From Up On Poppy Hill
, from Studio Ghibli, is a high school love story that take place in the year before the 1964 Tokyo Summer Olympics. Umi, a junior year student, falls for the dashing and rambunctious Shun. They are brought together by a project to repair the old Latin Quarter, a dilapidated but impressive building. Together they face the challenge to keep the building from being demolished as part of the Olympics 'clean-up Japan' movement, as well as uncovering truths about their respective lineage along the way.
Goro, son of Hayao Miyazaki, has crafted this pleasant slice of life, with an undercurrent of drama and obvious riffs on Ghibli's true to life features, such as Only Yesterday
and Ocean Waves
. The location feels familiar; the broad and generic characters also serve as homage to Ghibli's past. The year is 1963 but it is hard to tell, given the European feel of sunny and green Yokohama.
The animation is swell but not overly detailed, and does not contain that masterstroke inherent in most Ghibli works, but that is OK as this is a far cry better than Goro's woeful debut Tales From Earthsea
. Yet again, though, this feature like his first lacks something that is magically and undeniably Ghibli and feels at times like it is trying too hard to capture this essence instead of just being its own naturally magical self.

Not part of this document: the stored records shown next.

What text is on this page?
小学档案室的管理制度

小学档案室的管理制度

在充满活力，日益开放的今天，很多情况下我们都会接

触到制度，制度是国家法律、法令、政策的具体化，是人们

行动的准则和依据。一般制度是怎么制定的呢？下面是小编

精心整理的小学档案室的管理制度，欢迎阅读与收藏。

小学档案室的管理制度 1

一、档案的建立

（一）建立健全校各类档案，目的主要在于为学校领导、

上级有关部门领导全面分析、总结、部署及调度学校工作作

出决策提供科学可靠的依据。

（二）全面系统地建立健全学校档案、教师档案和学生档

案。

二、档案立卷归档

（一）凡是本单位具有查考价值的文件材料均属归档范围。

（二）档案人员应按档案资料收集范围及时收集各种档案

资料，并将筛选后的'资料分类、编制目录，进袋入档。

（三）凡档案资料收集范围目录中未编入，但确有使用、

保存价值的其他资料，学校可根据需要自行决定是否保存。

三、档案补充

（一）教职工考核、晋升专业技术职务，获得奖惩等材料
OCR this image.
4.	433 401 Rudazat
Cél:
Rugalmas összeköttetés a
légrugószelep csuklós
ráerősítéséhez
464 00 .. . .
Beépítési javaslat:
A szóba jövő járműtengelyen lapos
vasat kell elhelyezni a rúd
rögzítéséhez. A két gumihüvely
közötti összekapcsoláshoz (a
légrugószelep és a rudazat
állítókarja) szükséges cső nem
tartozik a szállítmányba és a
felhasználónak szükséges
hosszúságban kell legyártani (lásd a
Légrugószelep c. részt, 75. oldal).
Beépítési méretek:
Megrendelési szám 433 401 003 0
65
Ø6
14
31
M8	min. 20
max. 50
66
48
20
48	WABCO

The storyline lacks drama or major interest; it is filled with nice people doing nice things, but this fails to draw much real engagement with the characters. When the drama does occur it is paced so oddly and interwoven with the building situation that it gets lost amidst the good happening. Goro is not a great director, and it really shows, especially compared to other works from Ghibli. All the elements are there in From Up On Poppy Hill
, but the pacing and flow is off-key, much like the music, which chimes in at inappropriate times and often does not match what is happening on screen.
Things pick up when they visit the big city; here the atmosphere is thick and rich and it is easy to feel the era it is striving for. If only From Up On Poppy Hill
wasn't so insular, we could appreciate this interesting and barely used time of upheaval in Japan.
The feeling is certainly there, just not as strong as it could be. Students clash with administration and perform dangerous stunts and semi-protests, at times there are inklings of their frustration, but Goro does not focus on this enough and oddly enough most of these scenes end in cheerful group chorus.
Goro also tries a few experimental animation moments, which end up feeling really jilted and out of place with the rest of the film. In particular, the still-image montage of the students cleaning the building they seek to protect and the newspaper headlines embedded in each scene frankly feels lazy. Likewise, a dream sequence Umi has that comes out of nowhere is penciled in and has no stylistic or story link to the film itself.
From Up On Poppy Hill
has its moments, but if you have seen every Ghibli film, it is hard to feel too impressed by this effort, which feels like it is treading familiar ground. It is enjoyable enough, but the bar set for Ghibli is too high to call this anything but a nice film.